The motto “hope for the best, prepare for the worst” applies to my research and development approach. My head tells me that the sum of our best data points to a future incomparably more environmentally, economically, and politically volatile than at present. My heart tells me that many tens of thousands of years illustrate that Homo sapiens possess an extraordinary capacity to adapt.
Indeed, I’d go as far as to say that historically another saying “necessity is the mother of invention” holds true. My guess is as good as yours as to whether or not humanity’s past is indicative of its future. But, I find it greatly reassuring that there are some 7 billion plus people as can potentially participate in building a more resilient society, of which I think radically more adaptive cities need be part.
I see a lot of plans where cities have clearly gone beyond learning from other cities (Copenhagen, London, Dubai, Songdo etc) and enter the territory of mimicry; very often in forms ill-suited to local conditions and needs. How important is a diversity of models when considering future cities? Should we be thinking in terms of futures, in the plural?
Many future city proposals appear to be slapdash and lazy, and in all regards, not merely that of copycat tendencies. However, most often it appears the causation is not born of any lack of good will, but is the result of projects being too consumed by profit, the consequence of which is inappropriately small research and development timeframes, budgets and teams as might produce the caliber of work befitting of such an important task. However, I think things are generally changing for the better, and notably so since 2009.
A great deal of our approaches to future design seem to be in response to mitigating problems (waste for example). Your approach seems much more proactive, positive, advancing ideas and creating rather than fighting in retreat. Do you think we start off on a reactive or even negative footing and are you optimistic about the future?

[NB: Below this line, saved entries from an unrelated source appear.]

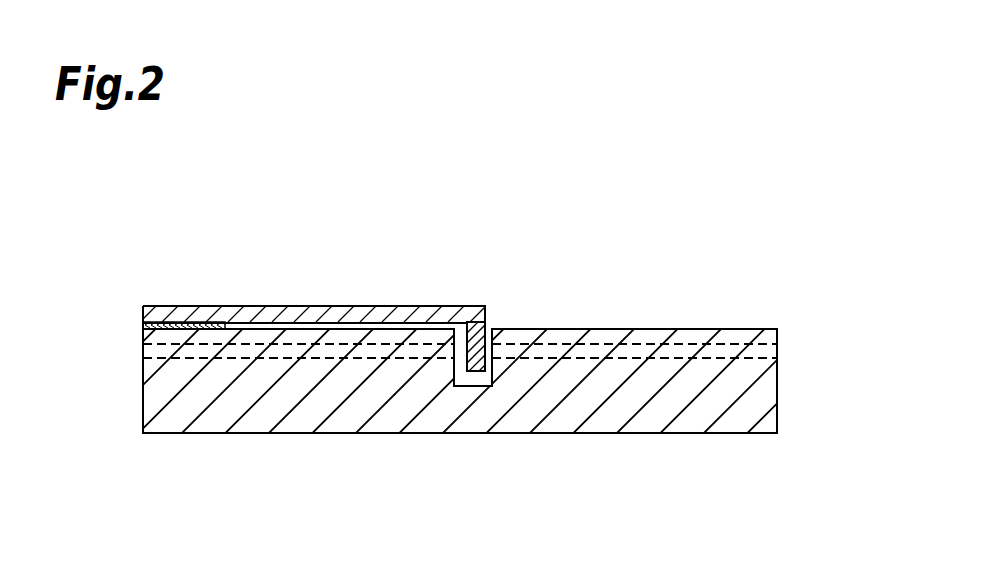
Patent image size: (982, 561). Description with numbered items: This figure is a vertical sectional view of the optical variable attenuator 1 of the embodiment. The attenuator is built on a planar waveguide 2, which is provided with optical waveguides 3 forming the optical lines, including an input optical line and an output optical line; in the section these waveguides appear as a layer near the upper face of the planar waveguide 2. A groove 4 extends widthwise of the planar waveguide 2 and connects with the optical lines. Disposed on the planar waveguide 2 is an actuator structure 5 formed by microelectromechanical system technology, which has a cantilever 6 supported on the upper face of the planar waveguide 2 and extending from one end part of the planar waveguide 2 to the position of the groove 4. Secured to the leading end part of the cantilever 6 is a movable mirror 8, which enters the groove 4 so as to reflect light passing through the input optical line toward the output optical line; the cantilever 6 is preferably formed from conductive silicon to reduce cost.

The optical variable attenuator 1 is at (722, 166).
The planar waveguide 2 is at (707, 420).
The optical waveguides 3 is at (661, 345).
The groove 4 is at (478, 380).
The actuator structure 5 is at (192, 298).
The cantilever 6 is at (327, 305).
The movable mirror 8 is at (487, 323).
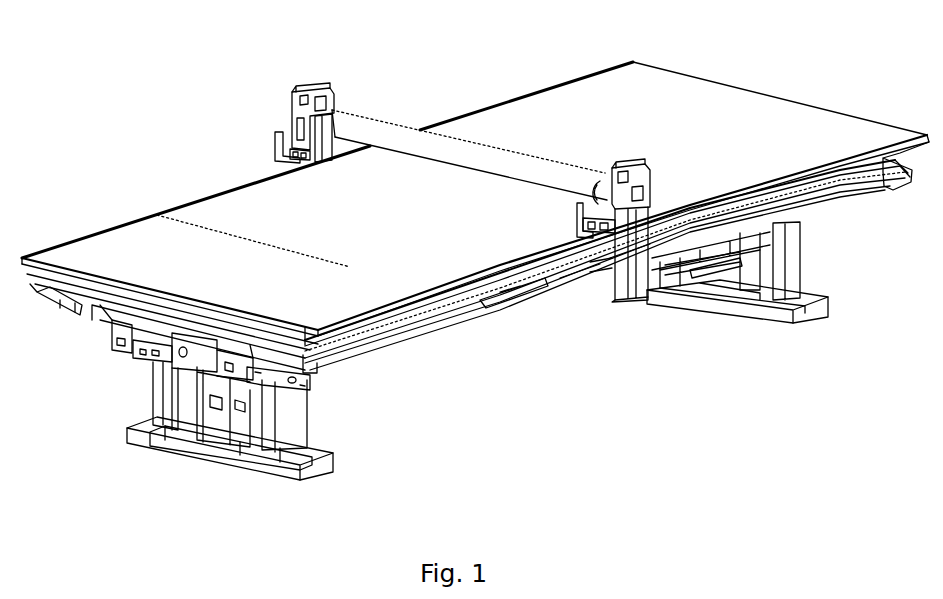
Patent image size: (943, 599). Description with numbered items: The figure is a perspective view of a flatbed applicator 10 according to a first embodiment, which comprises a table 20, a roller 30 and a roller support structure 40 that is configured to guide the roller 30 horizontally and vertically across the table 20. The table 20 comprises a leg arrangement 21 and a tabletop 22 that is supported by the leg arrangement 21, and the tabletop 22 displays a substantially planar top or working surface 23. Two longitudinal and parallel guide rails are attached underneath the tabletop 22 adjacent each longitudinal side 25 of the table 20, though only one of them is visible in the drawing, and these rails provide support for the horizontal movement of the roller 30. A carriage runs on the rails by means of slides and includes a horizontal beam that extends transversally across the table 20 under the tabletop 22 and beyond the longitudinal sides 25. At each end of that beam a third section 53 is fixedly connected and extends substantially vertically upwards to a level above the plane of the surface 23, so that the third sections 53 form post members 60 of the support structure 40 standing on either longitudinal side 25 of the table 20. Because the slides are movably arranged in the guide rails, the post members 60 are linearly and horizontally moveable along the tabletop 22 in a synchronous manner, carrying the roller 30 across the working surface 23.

The flatbed applicator 10 is at (402, 57).
The table 20 is at (200, 138).
The leg arrangement 21 is at (372, 424).
The tabletop 22 is at (175, 208).
The working surface 23 is at (353, 223).
The longitudinal side 25 is at (497, 147).
The roller 30 is at (498, 121).
The roller support structure 40 is at (610, 332).
The third section 53 is at (525, 211).
The post member 60 is at (267, 90).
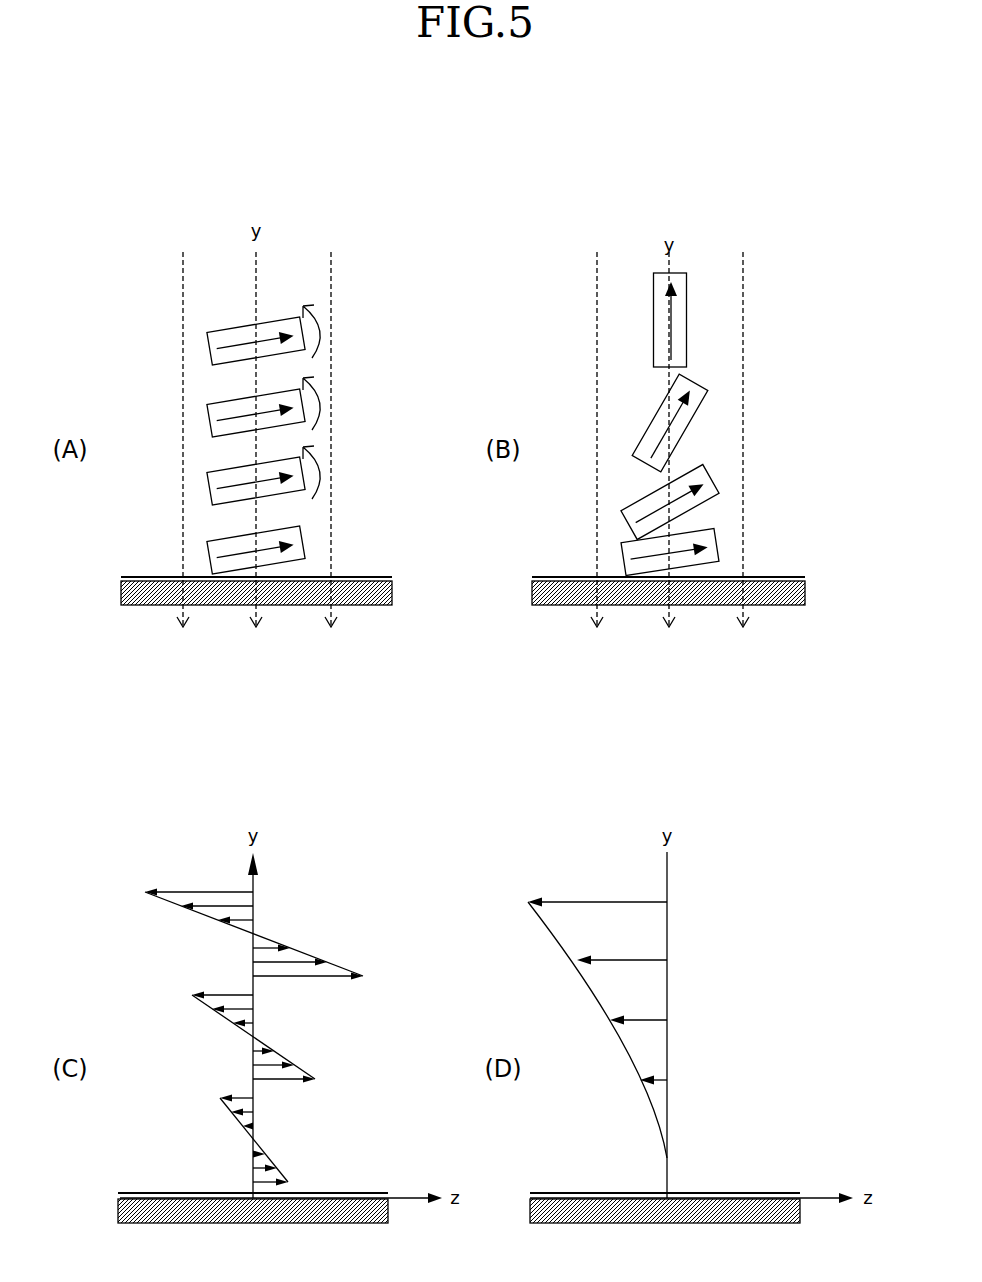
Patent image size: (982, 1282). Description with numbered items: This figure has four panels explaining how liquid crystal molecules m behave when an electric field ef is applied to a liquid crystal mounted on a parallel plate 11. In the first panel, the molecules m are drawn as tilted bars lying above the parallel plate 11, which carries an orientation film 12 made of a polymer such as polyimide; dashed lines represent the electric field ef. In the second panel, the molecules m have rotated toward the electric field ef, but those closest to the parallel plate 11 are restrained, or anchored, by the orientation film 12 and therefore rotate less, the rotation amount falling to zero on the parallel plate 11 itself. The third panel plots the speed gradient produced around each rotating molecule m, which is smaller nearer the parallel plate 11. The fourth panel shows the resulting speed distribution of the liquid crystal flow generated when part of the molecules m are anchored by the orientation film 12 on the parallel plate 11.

The parallel plate 11 is at (337, 577).
The orientation film 12 is at (357, 577).
The liquid crystal molecule m is at (287, 350).
The electric field ef is at (183, 289).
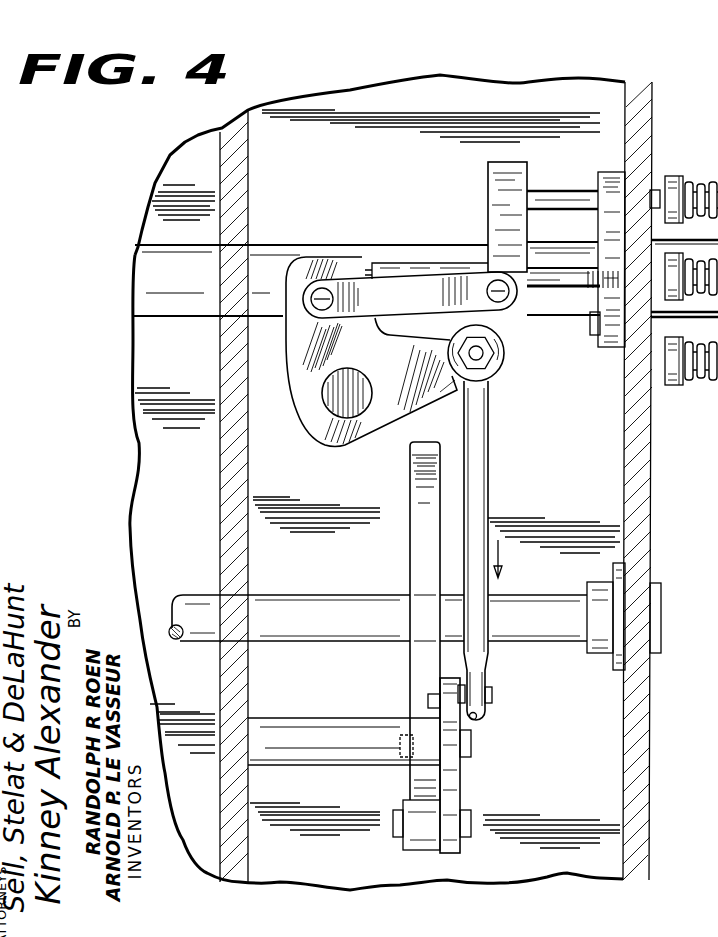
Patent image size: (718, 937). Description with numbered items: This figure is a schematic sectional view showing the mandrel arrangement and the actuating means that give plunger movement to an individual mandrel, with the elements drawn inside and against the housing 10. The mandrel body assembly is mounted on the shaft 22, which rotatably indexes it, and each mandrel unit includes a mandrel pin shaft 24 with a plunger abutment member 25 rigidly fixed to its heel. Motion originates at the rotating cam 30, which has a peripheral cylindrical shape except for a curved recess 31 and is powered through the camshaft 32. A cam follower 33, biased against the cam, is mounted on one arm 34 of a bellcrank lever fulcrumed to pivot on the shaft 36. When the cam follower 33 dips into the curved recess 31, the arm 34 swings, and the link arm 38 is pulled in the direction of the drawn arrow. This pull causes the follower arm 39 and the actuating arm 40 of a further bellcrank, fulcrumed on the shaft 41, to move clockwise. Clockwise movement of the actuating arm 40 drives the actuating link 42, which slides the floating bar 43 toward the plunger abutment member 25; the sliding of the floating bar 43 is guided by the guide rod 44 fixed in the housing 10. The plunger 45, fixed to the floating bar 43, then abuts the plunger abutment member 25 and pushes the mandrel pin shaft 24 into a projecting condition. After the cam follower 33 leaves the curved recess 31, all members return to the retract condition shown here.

In my experience, it is not the foremost optimistic as tend produce the most interesting and robust ideas. On the contrary, I find it tends be the inherently cautious, or more specifically, they as are inclined to dig deep into the details, and that remain grounded in regard of the size of the possible contribution they might make. For this reason, be it in regard of future cities, or anything else, I tend be a little wary of anyone that thinks they have all the answers and everything is going to pan out to their exact specifications! That said, given the fact that the more innovative an idea, the harder its creators generally need work to research, develop and distribute it, a reasonable quota of confidence is beneficial!
Which developments interest and excite you most in your own work or that of others?
The thing that excites me most about my work, and that of many peers, is a clear convergence of values, ideas, and ethics. The reason for this is that the life and works of the individual whom has inspired me most – Leonardo da Vinci – make it much evident that no matter how great an individual’s capacity for invention and innovation, they alone will not bring about change at scale. Communities at the local, national, and global scale do make change, which is just one of the reasons why I align myself with respected others whose research seeks to meet similar aims to my own.